In light of Levin’s Coding theorem,

$\begin{equation} -\log_2 m(x) = K_U(x) + \mathcal{O}(1) \tag{3} \end{equation}$

we may define the algorithmic information gained from observing a prime $$p \in \mathbb{P}$$:

$\begin{equation} K_U(x_p) \sim -\log_2 \frac{1}{p} = \log_2 p \tag{4} \end{equation}$

so the prime numbers are algorithmically random. Moreover, Levin’s Coding theorem implies:

$\begin{equation} -\log_2 m(x)^{m(x)} \sim m(x) \cdot K_U(x) \tag{5} \end{equation}$

Thus, from an information-theoretic perspective, Chebyshev’s theorem(1852):

$\begin{equation} H(x_{p_1},....,x_{p_{\pi(N)}}) = \sum_{p \leq N} H(x_p) \sim \sum_{p \leq N} \frac{1}{p} \cdot \log_2 p \sim \log_2 N \tag{6} \end{equation}$

may be understood as the Expected Algorithmic Information gained from observing a prime number of unknown magnitude in the interval $$[1,N] \subset \mathbb{N}$$.

As a direct consequence of the formula for the joint entropy (6), we may deduce that:

$\begin{equation} P(x_p \land x_q) = P(x_p) \cdot P(x_q) \sim 2^{-K_U(x_p)} \cdot 2^{-K_U(x_q)} \sim \frac{1}{p} \cdot \frac{1}{q} \tag{7} \end{equation}$

as the algorithmic randomness of prime numbers (4), guarantees that $$x_p$$ and $$x_q$$ are independent events.

1. Kolmogorov A.N. Three approaches to the quantitative definition of information.

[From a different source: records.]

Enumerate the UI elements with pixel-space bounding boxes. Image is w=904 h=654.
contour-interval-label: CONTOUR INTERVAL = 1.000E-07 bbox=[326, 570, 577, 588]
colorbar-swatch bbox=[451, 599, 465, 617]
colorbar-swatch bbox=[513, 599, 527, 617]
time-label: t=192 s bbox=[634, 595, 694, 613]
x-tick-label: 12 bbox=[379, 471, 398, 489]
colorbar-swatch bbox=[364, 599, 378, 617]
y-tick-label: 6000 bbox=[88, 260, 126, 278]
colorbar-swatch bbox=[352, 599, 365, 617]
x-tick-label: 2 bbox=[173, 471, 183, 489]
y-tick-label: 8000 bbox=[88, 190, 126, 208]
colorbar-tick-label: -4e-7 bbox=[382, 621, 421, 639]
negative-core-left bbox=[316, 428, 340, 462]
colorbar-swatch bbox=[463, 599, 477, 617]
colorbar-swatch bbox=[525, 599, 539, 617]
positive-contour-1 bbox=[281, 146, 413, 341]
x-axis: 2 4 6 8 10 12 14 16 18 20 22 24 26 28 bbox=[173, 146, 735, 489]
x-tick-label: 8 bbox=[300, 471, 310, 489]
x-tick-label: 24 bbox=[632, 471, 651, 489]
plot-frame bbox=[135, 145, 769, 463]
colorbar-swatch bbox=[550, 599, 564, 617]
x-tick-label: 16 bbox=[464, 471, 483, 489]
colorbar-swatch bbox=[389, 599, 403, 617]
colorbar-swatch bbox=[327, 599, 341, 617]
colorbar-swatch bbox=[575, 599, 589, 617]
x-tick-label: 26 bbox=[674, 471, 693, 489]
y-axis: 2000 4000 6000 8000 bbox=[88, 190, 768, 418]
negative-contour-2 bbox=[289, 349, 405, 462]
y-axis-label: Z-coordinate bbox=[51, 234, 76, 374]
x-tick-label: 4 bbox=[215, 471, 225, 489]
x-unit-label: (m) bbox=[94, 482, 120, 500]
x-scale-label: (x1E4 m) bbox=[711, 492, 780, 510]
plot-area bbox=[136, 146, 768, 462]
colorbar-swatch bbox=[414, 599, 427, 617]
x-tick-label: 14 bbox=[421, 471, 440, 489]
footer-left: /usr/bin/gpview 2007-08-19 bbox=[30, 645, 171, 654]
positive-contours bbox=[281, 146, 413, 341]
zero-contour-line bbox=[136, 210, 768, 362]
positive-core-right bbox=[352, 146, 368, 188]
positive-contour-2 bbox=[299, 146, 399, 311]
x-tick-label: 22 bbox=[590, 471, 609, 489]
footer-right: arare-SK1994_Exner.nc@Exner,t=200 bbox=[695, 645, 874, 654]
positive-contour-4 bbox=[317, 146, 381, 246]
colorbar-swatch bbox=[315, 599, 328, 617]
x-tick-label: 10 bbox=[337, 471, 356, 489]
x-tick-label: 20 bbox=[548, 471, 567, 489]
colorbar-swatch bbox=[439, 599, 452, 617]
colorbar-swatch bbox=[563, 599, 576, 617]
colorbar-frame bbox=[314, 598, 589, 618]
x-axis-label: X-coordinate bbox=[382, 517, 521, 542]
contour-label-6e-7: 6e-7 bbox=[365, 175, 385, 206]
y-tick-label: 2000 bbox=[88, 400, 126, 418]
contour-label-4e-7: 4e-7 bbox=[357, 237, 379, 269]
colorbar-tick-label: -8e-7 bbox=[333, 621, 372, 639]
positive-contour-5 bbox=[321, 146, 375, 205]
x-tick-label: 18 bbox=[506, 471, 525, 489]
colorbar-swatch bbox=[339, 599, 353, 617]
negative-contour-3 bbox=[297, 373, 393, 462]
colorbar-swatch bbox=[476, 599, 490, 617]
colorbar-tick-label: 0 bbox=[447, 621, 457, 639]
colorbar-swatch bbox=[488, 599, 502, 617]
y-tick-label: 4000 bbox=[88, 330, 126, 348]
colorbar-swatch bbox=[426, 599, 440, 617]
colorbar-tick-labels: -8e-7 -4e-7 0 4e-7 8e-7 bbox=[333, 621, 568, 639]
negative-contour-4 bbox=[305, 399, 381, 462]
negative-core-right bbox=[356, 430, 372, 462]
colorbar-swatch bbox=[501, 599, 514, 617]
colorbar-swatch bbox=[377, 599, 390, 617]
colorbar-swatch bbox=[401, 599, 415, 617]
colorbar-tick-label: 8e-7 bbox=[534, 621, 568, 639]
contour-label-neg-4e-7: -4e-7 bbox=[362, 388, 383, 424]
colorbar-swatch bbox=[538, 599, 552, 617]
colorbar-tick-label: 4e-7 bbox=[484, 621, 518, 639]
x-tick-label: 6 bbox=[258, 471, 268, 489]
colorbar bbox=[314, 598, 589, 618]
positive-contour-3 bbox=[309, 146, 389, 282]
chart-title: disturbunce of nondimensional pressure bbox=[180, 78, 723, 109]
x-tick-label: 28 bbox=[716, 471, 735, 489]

Problems Inform. Transmission, 1(1):1–7, 1965.
2. Peter Grünwald and Paul Vitányi. Shannon Information and Kolmogorov Complexity. 2010.
3. MacKay, David J.C. (2003). Information Theory, Inference, and Learning Algorithms. Cambridge University Press. ISBN 0-521-64298-1.